White Pass (mile 2295) to Bumping River (mile 2309)
Iceman’s rattling pick up truck pulls to a stop at White Pass and I struggle to extract myself from the tiny back seat.
As Starman drags our bags from the truck bed I try and count the tents across the street, bunched up like an impromptu city they are the accomodations for the fire crews working on the fires burning just south of us in Goat Rocks Wilderness. Gear assembled we wave goodbye to Iceman as he eases his car onto the road. Almost immediately the truck is out of sight, consumed by the thick fire smoke, we turn and walk into the Kracker Barrel–a combination gas station and convenience store, not to be confused with the Midwestern diner, a fact that has been disappointing thru hikers for years. Despite their lack of diner food, they will hold a hikers resupply package and have free WiFi. Which really, is all I need at this point.
We while away a few hours in the Kracker Barrel before finally deciding that it really is time to get hiking and force ourselves out the door. Outside the world is colored the terrible orange grey I’ve come to associate with fires. I can feel the smoke snaking into my lungs with each breath and I marvel at how close tenacity and stupidity lie to each other on the spectrum of adventure travel. While expectation and reality can seem as disparate as day and night. Before getting on trail my biggest concern about Washington was that it would be rainy, cold, and miserable the entire time, with nothing to look at but clouds and trees. I never foresaw that we’d be dealing with one of the driest and hottest summers on record with endless forest fires and smoke. Though I guess I was right about not being able to see anything, I was just wrong about the cause.

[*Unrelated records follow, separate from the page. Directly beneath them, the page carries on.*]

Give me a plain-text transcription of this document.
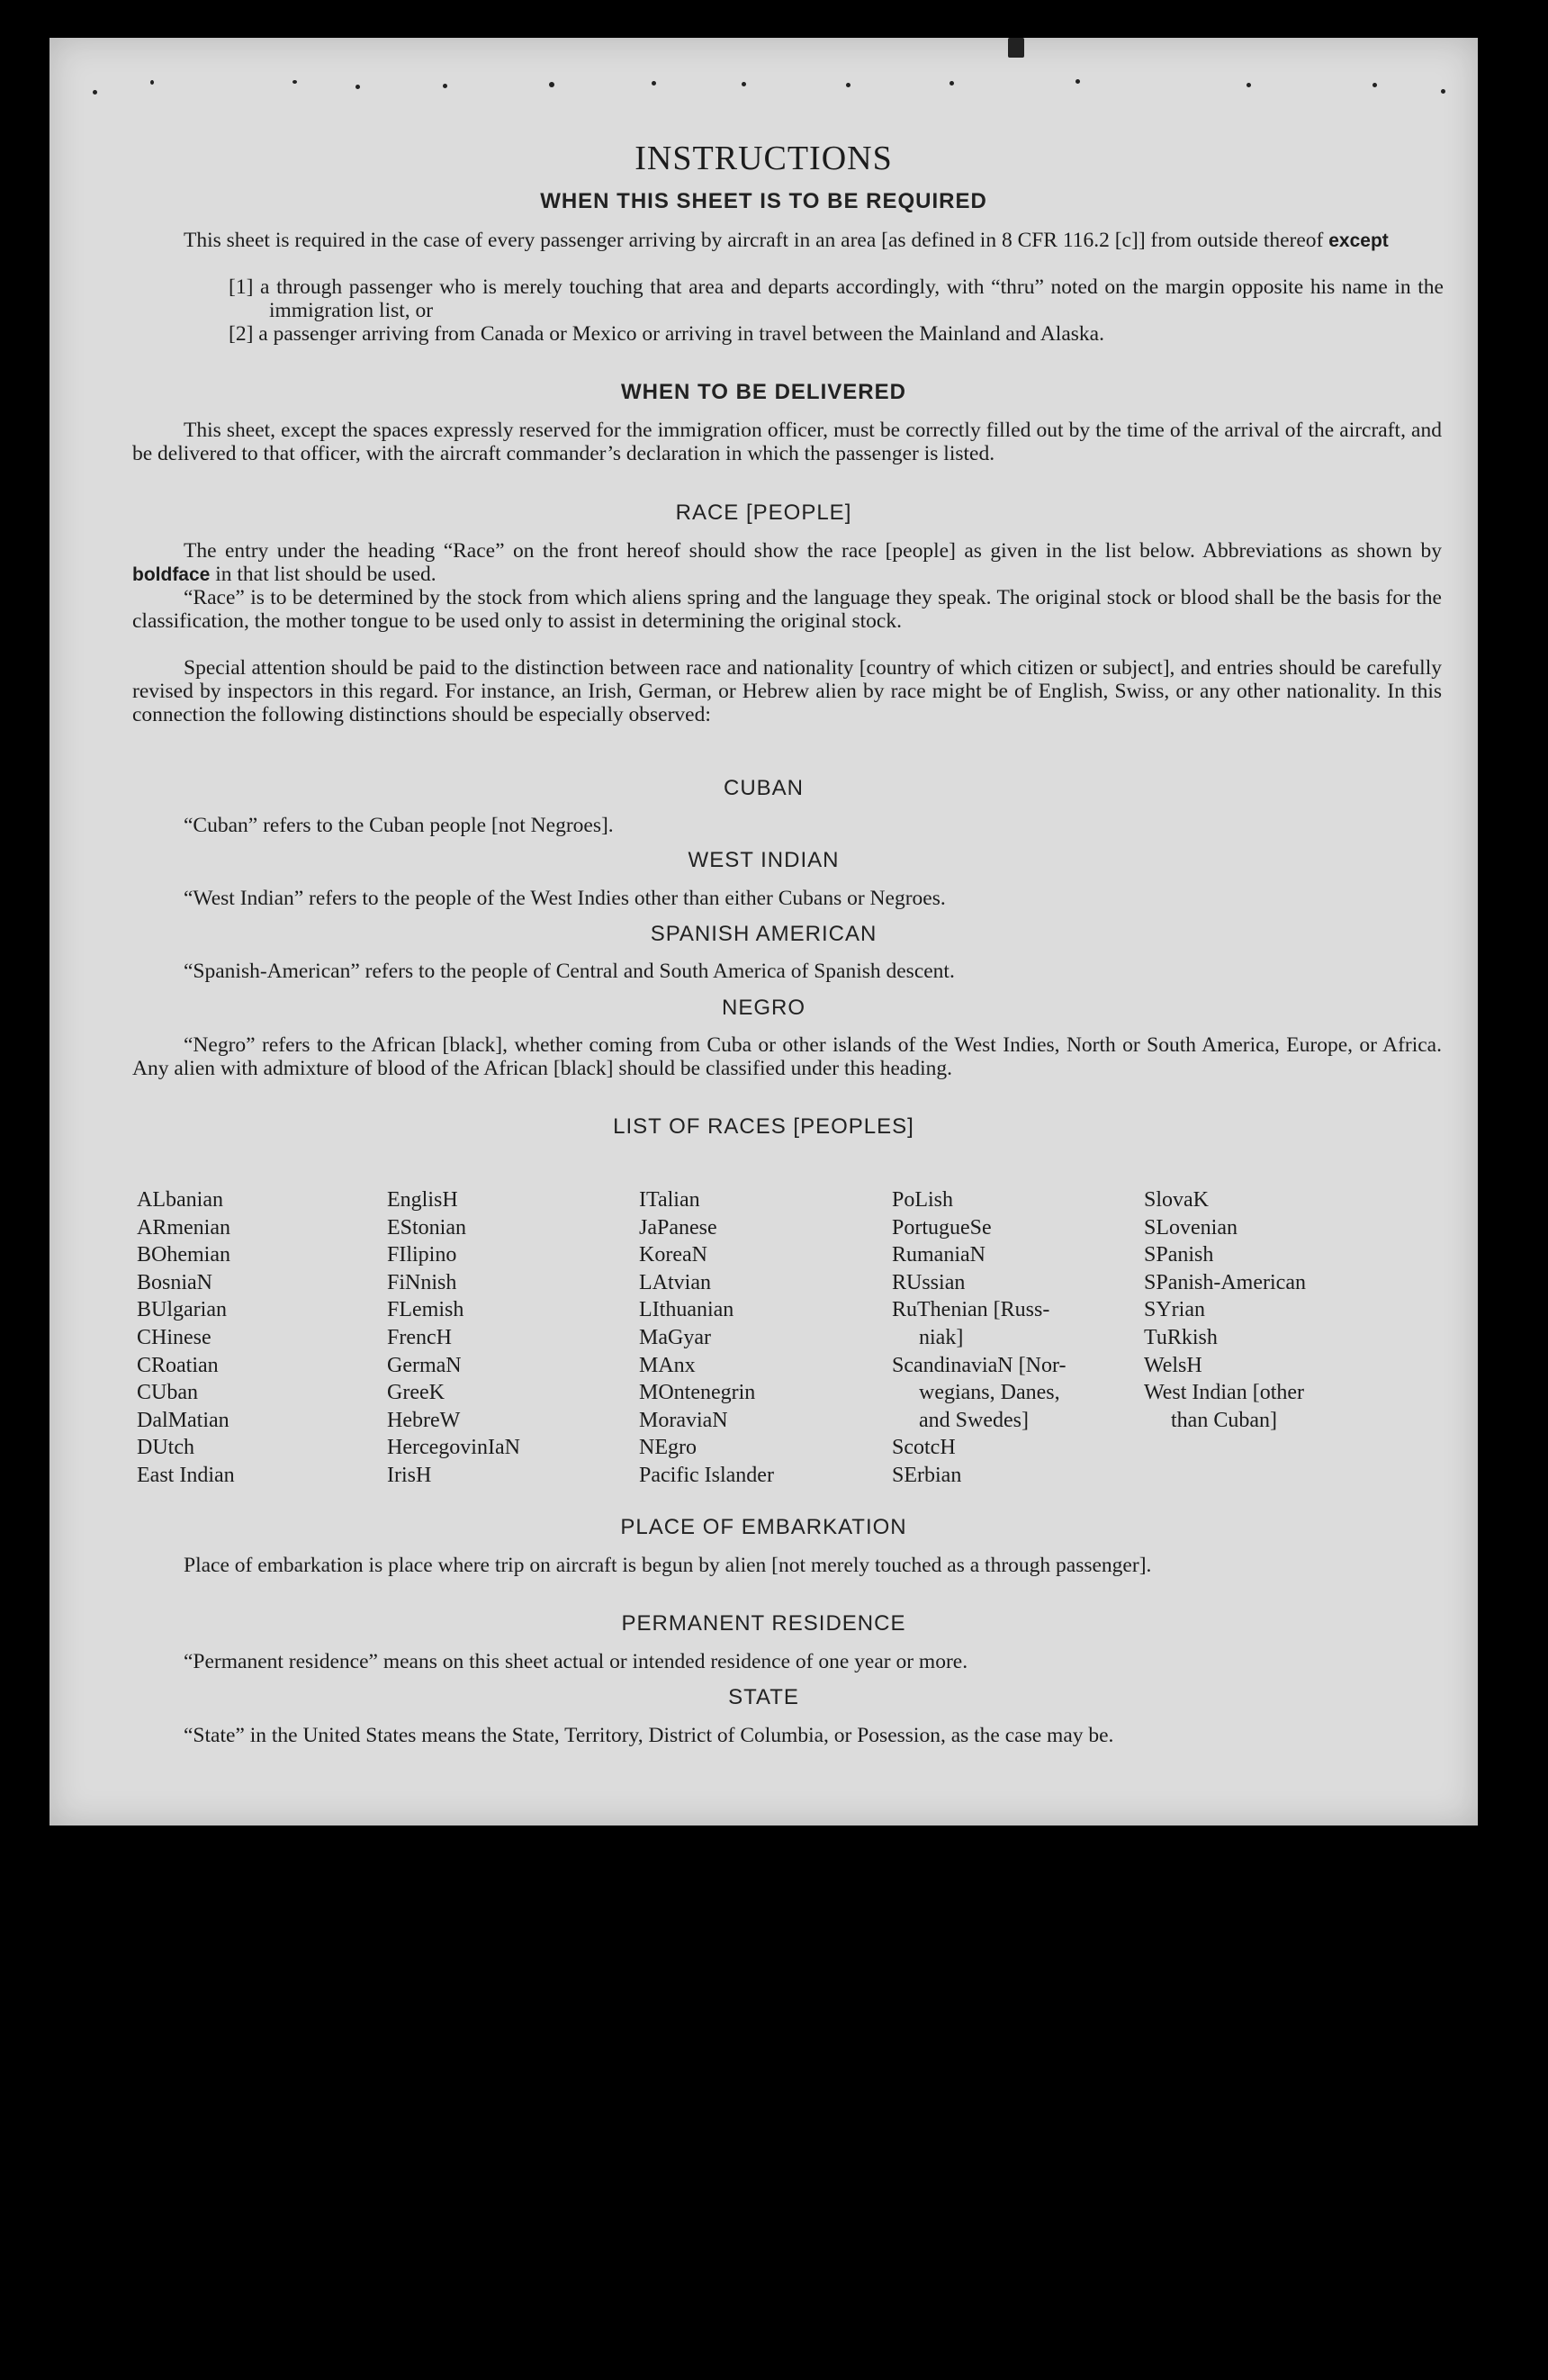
INSTRUCTIONS
WHEN THIS SHEET IS TO BE REQUIRED
This sheet is required in the case of every passenger arriving by aircraft in an area [as defined in 8 CFR 116.2 [c]] from outside thereof except
[1] a through passenger who is merely touching that area and departs accordingly, with “thru” noted on the margin opposite his name in the immigration list, or
[2] a passenger arriving from Canada or Mexico or arriving in travel between the Mainland and Alaska.
WHEN TO BE DELIVERED
This sheet, except the spaces expressly reserved for the immigration officer, must be correctly filled out by the time of the arrival of the aircraft, and be delivered to that officer, with the aircraft commander’s declaration in which the passenger is listed.
RACE [PEOPLE]
The entry under the heading “Race” on the front hereof should show the race [people] as given in the list below. Abbreviations as shown by boldface in that list should be used.
“Race” is to be determined by the stock from which aliens spring and the language they speak. The original stock or blood shall be the basis for the classification, the mother tongue to be used only to assist in determining the original stock.
Special attention should be paid to the distinction between race and nationality [country of which citizen or subject], and entries should be carefully revised by inspectors in this regard. For instance, an Irish, German, or Hebrew alien by race might be of English, Swiss, or any other nationality. In this connection the following distinctions should be especially observed:
CUBAN
“Cuban” refers to the Cuban people [not Negroes].
WEST INDIAN
“West Indian” refers to the people of the West Indies other than either Cubans or Negroes.
SPANISH AMERICAN
“Spanish-American” refers to the people of Central and South America of Spanish descent.
NEGRO
“Negro” refers to the African [black], whether coming from Cuba or other islands of the West Indies, North or South America, Europe, or Africa. Any alien with admixture of blood of the African [black] should be classified under this heading.
LIST OF RACES [PEOPLES]
ALbanian
ARmenian
BOhemian
BosniaN
BUlgarian
CHinese
CRoatian
CUban
DalMatian
DUtch
East Indian
EnglisH
EStonian
FIlipino
FiNnish
FLemish
FrencH
GermaN
GreeK
HebreW
HercegovinIaN
IrisH
ITalian
JaPanese
KoreaN
LAtvian
LIthuanian
MaGyar
MAnx
MOntenegrin
MoraviaN
NEgro
Pacific Islander
PoLish
PortugueSe
RumaniaN
RUssian
RuThenian [Russ-
niak]
ScandinaviaN [Nor-
wegians, Danes,
and Swedes]
ScotcH
SErbian
SlovaK
SLovenian
SPanish
SPanish-American
SYrian
TuRkish
WelsH
West Indian [other
than Cuban]
PLACE OF EMBARKATION
Place of embarkation is place where trip on aircraft is begun by alien [not merely touched as a through passenger].
PERMANENT RESIDENCE
“Permanent residence” means on this sheet actual or intended residence of one year or more.
STATE
“State” in the United States means the State, Territory, District of Columbia, or Posession, as the case may be.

As we turn from the road to the trail the sound of cars zipping by is replaced by the cool dark of the forest, I resolve to let my expectations go. What else can I do? Mama Nature doesn’t care about my hike, or my desires; it feels unconscionably self absorbed to be upset about the fires when I think about all those dozens of tents set up for the fire crews, about the lives and homes lost in the Karr fire near Redding. Let it go. Let it go. I can’t always change what is.
We hike 14 relaxed miles through a dark and cool forest. The sky is white with smoke, the trees fencing us in on all sides as they have since Oregon. In the most obvious ways the scenery today is the same as the preceding 500 miles, but my mood is elevated after our days off trail, that makes all the difference on this gloomy afternoon. As we hike, Starman and I discuss everybody we’ve met on trail, who has been injured or quit for other reasons, and if it’s an advantage to hike with your romantic partner, or if hiking as a couple makes it more likely that both of you will go home if one partner does. It certainly seems that way from what we’ve observed. When I think back on everybody we met in the desert and all those who have left the trail, it seems irrationally incredible that made it this far. I’m not sure I would believe it had I not spent all those months hiking it.
Just before we reach our campsite we cross the 2,300 mile mark, drawn out in sticks and rocks on the ground. I don’t even notice it until Starman points it out and we exchange a quick high five, like it’s nothing, but of course it is something. This hike is maybe the most rediculous thing I’ve ever done, or maybe it’s the best thing I’ve ever done. Or maybe it’s both. The trip having become so normal for us, even on the hard days there is a certain familiarity to the act of walking all day, thinking and worrying about so little—it can be easy to forget to celebrate the small accomplishments. What a joy, to get to live such a life for a time. Even in moments of discomfort I am still deeply content in the outdoors. As the winds blowing in smoke carry that first cool tinge of fall, all I can think about is how I want to spend my fall and winter outside, maybe ski touring some of Oregon PCT in spring. I’ve always loved being outside, and maybe this hike is getting me closer to how I always wanted to live.
The sun is setting earlier these days, the wind a little colder, the leaves tinted with yellow. Fall is coming. Winter is coming. The end of everything and nothing is coming faster than I know and with that realization I’ve begun to think towards life after the trail. A life changing revelation about my career never materialized during this hike, I have never yet been able to think myself into what I wanted to do post trail. But I have thought a great deal about how I want to live my life, the places I want to see and how I want to spend my short precious life, what I don’t want to waste my days doing. This reminds me of the quote by an anonymous author which says “what you do today is important because you are exchanging a day of your life for it. When tomorrow comes this day will be gone forever; in its place is something that you have left behind. Let it be something good.”
Your quote reminds me of an even older one (I’ve been re-reading my Laura Ingalls Wilder) “Lost – one golden hour, set with sixty diamond minutes. No reward is offered, for it is gone forever.”
That’s a good one! I’ve never read any of her books, maybe that’s a good post-trail to do list!